Some time back I wrote about how to use the script component to parse out ragged data files in SSIS. In this post, I’ll continue the discussion to describe how to handle mixed format data files – specifically, those with several different record types in each file.
In a perfect world, a flat file will contain a single record type. However, my experience in healthcare several years back, as well as subsequent projects as a consultant, have taught me that there are many antipatterns around mixing file formats in a single data file. Combining several different record types into one file eliminates a small bit of work by eliminating multiple data files, but also adds complexity to those systems consuming the resulting hybrid files. In this post I’ll show an example of this, and I’ll demonstrate a design pattern to handle this type of data formatting.
Handling Mixed Format Data Files in SSIS
Consider the case of the following mixed format data file, which contains a combination of patient hospital visit records as well as procedures undertaken in each of those visits.
As shown, there are two different types of data represented here. The longer records, marked with a V in the first column, appear to have hospital visit information. Subsequent records, indicated by a P, show medical procedures related to those visits. Since the shape and purpose of these types of data are so different, it’s a near certainty that the contents of this file should be sent to two different outputs.
For older versions of SSIS – 2008 and 2008 – this would be problematic. The flat file source in those older versions was hard-wired to look for exactly the number of columns defined in the flat file connection manager, even if it meant reading data from the next line in the file to satisfy the number of expected columns. Fortunately, this behavior was fixed in SSIS 2012, in which any missing columns are simply filled in with NULLs. This change in behavior makes it possible to use native components (read: no scripting) to handle a file similar to the one above.
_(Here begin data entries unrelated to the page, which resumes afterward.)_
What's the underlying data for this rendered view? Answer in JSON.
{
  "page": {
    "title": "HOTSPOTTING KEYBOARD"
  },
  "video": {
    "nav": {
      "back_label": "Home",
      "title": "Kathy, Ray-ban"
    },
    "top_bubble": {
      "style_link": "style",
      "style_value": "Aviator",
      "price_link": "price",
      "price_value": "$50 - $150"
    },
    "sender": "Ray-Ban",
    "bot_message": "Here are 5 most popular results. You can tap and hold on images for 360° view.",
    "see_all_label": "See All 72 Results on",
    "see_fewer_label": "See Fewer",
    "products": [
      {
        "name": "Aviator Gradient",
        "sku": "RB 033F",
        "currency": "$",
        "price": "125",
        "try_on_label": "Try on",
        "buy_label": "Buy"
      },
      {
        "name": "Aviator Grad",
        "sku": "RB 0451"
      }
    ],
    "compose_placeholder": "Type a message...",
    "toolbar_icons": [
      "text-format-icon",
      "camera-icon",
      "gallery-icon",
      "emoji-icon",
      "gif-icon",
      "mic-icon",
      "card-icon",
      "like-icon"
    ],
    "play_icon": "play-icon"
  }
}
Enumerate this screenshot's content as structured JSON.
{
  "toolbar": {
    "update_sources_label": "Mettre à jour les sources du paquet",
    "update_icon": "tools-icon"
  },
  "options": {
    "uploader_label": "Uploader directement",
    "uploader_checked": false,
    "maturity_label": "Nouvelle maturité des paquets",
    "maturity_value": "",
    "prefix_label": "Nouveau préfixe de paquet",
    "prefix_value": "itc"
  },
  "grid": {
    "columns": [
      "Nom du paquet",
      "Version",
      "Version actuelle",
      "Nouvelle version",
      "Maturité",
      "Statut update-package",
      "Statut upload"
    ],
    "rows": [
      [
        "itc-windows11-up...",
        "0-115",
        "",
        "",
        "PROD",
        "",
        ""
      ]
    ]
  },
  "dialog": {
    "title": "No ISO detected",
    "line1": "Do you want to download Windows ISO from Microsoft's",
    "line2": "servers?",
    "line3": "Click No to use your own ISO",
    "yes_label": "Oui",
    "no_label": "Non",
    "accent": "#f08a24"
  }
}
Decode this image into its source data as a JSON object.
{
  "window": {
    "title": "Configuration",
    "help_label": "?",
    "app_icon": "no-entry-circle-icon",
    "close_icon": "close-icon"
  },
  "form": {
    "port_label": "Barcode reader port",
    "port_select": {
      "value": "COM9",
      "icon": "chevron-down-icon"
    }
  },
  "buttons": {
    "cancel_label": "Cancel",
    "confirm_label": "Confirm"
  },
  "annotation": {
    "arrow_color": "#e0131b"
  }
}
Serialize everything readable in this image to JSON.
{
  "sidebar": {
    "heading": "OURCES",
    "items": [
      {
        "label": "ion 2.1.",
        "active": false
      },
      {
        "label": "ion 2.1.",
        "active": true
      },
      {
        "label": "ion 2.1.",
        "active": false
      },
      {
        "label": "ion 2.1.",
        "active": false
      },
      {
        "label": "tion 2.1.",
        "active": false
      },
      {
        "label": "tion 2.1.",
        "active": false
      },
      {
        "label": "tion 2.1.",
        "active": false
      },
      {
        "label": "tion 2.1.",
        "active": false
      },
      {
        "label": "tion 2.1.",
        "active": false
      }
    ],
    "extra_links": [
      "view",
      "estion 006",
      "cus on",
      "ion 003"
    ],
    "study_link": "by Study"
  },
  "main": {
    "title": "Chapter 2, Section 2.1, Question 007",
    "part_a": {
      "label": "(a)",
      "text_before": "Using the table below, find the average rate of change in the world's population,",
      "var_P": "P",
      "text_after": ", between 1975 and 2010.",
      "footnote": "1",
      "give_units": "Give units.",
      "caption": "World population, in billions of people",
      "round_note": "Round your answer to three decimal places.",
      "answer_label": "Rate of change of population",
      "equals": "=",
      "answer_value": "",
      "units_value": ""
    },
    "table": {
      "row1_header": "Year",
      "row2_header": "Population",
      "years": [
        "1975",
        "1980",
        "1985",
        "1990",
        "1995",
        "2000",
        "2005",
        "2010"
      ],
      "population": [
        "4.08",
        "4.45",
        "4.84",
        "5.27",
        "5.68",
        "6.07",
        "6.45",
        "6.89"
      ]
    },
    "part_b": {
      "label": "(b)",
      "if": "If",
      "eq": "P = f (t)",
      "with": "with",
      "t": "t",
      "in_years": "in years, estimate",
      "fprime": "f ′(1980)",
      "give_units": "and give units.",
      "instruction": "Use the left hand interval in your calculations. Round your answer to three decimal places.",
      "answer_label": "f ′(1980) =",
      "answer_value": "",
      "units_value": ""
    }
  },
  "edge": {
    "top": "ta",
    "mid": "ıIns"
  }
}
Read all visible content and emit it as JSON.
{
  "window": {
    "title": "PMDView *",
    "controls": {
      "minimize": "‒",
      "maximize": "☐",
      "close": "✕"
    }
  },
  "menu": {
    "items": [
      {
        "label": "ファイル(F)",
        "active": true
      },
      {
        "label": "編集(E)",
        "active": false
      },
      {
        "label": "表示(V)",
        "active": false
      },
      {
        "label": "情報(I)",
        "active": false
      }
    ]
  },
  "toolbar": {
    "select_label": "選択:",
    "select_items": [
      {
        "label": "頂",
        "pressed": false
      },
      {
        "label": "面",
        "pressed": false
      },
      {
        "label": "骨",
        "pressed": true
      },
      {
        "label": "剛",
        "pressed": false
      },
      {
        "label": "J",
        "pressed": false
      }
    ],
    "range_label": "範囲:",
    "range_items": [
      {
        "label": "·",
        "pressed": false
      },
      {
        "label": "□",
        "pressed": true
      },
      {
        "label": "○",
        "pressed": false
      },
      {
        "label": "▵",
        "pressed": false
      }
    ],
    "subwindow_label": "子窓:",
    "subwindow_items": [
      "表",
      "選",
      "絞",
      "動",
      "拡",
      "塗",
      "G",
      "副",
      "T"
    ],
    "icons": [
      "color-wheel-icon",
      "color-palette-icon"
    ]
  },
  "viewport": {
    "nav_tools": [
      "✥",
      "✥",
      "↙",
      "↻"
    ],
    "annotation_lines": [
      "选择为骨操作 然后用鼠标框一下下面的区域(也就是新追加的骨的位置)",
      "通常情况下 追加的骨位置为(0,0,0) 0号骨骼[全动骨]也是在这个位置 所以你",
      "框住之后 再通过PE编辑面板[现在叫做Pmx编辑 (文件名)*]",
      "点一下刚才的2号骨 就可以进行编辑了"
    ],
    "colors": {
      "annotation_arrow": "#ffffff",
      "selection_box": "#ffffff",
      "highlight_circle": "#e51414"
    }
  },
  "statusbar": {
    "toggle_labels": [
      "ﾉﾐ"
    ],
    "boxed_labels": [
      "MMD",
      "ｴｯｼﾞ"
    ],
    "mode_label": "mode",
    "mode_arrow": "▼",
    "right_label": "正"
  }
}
To process this file in SSIS, the flat file connection manager will be configured with enough column metadata to handle the file format with the greatest number of columns. In the example above, the V record (visit) has 11 columns, while the P record (procedure) has only five. Therefore, the flat file connection manager should be configured with 11 columns, with the data type of each column set up to handle the largest or broadest data type in any row type for that column. As shown below, I’ve configured a flat file connection manager with 11 generically named columns, which will be mapped to the appropriate output tables and columns further downstream.
Using the configuration above, all eleven columns will be populated by the visit records; the procedures record type will load only the first five columns, leaving NULL values in the rest. When connecting to this flat file connection manager in the SSIS data flow using a flat file source, both record types will be loaded into the data pipeline. Once that is in place, separating the records is as easy as using a conditional split based on the first column (V for visit, P for procedure).
As shown, Visit records (those matching [Column0] == “V”) are sent to the Visits output, while all others are sent to the default output named Procedures. Each output can then be mapped to its corresponding target table.
Finally, for each target table, the generic column names must be manually mapped to the corresponding output columns in the target table.
It bears mentioning again that this mixed format data file processing pattern works only in SSIS 2012 and 2014. To accomplish this in older versions, the scripting method I described in my earlier post would be used.
How would you turn this around to produce an OUTPUT file with mixed record types? I need to produce a file with a header record followed by 1 to n data rows. The header and data rows therefore have completely different structures.
HI Graham – That’s a bit more complicated. If you are to use an SSIS data flow for that, you’ll need to concatenate each set of rows into a single field, and then use a union all transformation to bring them all together. Depending on how complicated the metadata is (how many columns, delimiter, etc.), I might just avoid the data flow entirely and do it via script task.